Equidistancia imposible

Establecer equidistancias se ha vuelto uno de los recursos más habituales de quienes carecen de recursos en política, o prefieren obtener réditos de todo tipo de cuestiones y en circunstancias poco decorosas. Otras veces es la instrumentalización la fórmula fácil: si no puedes o no sabes rebatir, traslada  la invectiva  a la generalidad y así el enemigo quedará desubicado. Es más, el adversario, identificado como tal, finalmente acabará siendo el peor parado del razonamiento.

Así, resulta políticamente correcto mantenerse a prudencial distancia tanto del terrorismo como de sus víctimas, como si éstas fueran parte integrante del problema y, por tanto, debiera caer sobre ellas una maldición de silencio. Es la equidistancia, como fórmula para mantenerse al margen de los asuntos incómodos, aunque de la lectura final que se haga, se deduzca una injusticia flagrante. En términos políticos, todo se relativiza, hasta lo miserable.

Ahora la equidistancia se refleja en lo que algunos analistas califican de reto soberanista y, los más prudentes, de cuestión catalana. El caso es que el problema adquiere tintes irreconocibles, que repetidos con insistencia, se vuelven verdades insoslayables, para así poder sacar partido a la situación.

Por lo que parece, nadie está dispuesto a llamar a las cosas por su nombre, ni a aventurar un posible final por temor a equivocarse, sabido que en política todo son arenas movedizas y, lo que hoy parece blanco, mañana será negro.

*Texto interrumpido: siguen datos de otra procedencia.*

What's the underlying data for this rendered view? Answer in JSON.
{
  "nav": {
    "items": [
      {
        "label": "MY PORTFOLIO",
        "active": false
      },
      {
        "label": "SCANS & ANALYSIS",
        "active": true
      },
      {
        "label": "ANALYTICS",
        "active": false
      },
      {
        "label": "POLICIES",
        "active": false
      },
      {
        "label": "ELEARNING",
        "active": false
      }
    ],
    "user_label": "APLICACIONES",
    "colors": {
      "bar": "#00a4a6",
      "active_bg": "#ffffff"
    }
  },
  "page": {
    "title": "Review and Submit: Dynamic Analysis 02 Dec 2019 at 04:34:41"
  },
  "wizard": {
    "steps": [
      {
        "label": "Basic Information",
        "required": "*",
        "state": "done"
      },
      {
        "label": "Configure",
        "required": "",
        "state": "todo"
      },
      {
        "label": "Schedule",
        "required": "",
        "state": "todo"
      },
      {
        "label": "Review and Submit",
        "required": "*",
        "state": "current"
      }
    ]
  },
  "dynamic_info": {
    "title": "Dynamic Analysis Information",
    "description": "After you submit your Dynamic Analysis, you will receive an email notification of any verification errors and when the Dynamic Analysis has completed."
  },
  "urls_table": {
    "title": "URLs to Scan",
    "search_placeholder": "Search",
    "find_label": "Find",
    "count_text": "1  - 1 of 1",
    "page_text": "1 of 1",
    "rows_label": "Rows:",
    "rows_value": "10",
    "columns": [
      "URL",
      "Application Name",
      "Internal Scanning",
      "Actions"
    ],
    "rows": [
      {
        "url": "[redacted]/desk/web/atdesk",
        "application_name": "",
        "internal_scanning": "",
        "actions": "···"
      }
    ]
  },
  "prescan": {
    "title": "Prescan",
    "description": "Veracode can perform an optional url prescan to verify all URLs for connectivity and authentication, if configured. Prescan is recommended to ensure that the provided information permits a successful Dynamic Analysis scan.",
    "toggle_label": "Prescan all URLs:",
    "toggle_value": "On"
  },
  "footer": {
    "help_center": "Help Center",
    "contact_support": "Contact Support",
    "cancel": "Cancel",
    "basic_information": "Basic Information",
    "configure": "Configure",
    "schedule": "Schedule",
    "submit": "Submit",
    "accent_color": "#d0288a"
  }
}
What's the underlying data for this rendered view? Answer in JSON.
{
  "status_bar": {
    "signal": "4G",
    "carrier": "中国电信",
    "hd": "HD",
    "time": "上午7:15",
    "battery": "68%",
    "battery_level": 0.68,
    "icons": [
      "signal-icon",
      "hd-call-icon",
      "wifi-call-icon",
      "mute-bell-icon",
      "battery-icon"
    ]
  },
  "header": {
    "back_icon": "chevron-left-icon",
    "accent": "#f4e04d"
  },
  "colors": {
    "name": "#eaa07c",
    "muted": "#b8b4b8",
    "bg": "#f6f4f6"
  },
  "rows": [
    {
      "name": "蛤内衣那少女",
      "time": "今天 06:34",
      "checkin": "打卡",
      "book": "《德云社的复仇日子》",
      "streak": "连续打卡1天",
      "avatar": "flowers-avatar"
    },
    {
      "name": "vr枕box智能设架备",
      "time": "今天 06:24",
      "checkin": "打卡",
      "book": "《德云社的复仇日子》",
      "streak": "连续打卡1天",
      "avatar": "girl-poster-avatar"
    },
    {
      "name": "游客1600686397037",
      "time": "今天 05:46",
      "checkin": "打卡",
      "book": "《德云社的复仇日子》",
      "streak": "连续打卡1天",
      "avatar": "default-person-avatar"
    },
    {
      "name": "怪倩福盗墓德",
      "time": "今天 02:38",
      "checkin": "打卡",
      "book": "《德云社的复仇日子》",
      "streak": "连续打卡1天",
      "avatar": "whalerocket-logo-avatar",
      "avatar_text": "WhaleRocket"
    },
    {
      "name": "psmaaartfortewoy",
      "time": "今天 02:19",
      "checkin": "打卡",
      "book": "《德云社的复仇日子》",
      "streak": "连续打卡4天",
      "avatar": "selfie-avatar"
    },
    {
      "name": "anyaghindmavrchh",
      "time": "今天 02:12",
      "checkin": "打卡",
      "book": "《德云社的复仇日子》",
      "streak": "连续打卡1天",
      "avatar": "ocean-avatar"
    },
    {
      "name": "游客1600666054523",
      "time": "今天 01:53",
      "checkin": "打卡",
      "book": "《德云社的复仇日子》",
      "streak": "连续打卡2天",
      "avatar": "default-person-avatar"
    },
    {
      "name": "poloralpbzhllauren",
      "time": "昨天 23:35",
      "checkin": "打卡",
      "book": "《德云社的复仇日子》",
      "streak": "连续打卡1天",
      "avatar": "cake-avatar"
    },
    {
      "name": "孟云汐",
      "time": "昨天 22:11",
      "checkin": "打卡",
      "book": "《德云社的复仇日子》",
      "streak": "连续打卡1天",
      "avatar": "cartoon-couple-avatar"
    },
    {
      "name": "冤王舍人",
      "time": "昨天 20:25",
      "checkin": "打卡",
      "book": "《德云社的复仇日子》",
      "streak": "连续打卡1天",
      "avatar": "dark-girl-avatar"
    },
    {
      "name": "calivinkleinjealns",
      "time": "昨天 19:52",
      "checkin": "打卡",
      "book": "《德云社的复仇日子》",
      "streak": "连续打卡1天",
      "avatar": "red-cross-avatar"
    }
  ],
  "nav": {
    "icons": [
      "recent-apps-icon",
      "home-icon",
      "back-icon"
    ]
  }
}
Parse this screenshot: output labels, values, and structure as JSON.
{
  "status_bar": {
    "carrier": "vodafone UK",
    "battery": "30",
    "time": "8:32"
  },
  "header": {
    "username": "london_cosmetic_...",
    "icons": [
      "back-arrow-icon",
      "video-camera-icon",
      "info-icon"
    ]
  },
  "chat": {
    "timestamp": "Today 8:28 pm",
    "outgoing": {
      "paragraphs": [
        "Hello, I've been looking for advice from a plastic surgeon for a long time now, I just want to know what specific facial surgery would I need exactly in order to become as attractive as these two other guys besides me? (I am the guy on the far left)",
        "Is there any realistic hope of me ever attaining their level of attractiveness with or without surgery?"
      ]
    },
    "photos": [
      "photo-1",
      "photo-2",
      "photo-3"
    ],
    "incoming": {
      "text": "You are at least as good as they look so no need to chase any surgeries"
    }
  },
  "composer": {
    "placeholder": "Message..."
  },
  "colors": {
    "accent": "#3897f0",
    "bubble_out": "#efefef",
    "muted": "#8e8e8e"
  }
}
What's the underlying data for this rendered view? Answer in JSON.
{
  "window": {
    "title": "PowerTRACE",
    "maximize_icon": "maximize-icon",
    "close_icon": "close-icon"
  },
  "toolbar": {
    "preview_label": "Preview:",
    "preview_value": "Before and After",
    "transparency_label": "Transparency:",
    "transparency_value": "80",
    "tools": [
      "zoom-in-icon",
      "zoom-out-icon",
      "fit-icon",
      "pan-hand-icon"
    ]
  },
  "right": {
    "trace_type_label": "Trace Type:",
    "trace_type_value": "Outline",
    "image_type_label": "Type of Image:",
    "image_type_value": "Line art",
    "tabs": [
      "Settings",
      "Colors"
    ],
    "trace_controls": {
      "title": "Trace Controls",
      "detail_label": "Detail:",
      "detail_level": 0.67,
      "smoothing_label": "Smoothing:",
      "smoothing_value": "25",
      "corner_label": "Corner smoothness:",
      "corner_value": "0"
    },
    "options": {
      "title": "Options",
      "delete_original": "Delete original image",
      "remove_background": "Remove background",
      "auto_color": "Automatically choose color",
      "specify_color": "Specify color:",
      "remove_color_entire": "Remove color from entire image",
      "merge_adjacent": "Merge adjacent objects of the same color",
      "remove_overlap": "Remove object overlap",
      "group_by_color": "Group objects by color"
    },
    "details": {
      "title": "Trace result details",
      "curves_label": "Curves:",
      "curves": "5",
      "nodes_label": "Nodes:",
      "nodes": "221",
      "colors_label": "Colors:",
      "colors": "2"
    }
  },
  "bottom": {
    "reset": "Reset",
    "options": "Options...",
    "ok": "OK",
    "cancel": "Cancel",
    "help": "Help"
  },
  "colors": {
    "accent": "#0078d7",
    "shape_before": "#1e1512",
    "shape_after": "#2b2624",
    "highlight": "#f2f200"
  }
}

Por eso todo el mundo prefiere la equidistancia, y hacer un llamamiento a ambas partes para que se establezca el diálogo. Eso sí, nadie dice sobré qué cuestiones habrá que dialogar, situando así el diálogo en el objetivo final del trayecto a recorrer. En realidad,  lo que se pretende, es no conceder bazas políticas al adversario, con independencia de lo que establezca la legalidad.

Nadie dirá, sobre el problema catalán, que nos hallamos ante una intentona sediciosa en toda regla, que es un delito tipificado, y que sus promotores ya hace tiempo que se situaron en la ilegalidad. ¿Acaso no hemos condenado siempre cualquier posibilidad de diálogo con los delincuentes?

¿Por qué no decir, en este marco de  apaciguamiento permanente con que se muestra la clase política con los dirigentes separatistas, que el final puede ser aún más dramático que cualquiera de los escenarios descritos hasta ahora? La historia ya refleja algún episodio parecido en nuestro país, en forma de desafío a la segunda República, sobre el que parece nadie quiere reparar.

El problema no va de reconocimiento de derechos o libertades, ni siquiera el de expresión de la voluntad de decidir, sino de saber si estaríamos dispuestos a permitir la destrucción en una futura Cataluña independiente, de todo vestigio de identidad española, lingüística y cultural, aún en minoría, sin hacer nada para impedirlo. La aberración del movimiento separatista catalán tiene raíces más profundas de lo que en apariencia creemos.

Por eso, en estas circunstancias, las equidistancias, más que indecorosas, resultan infames.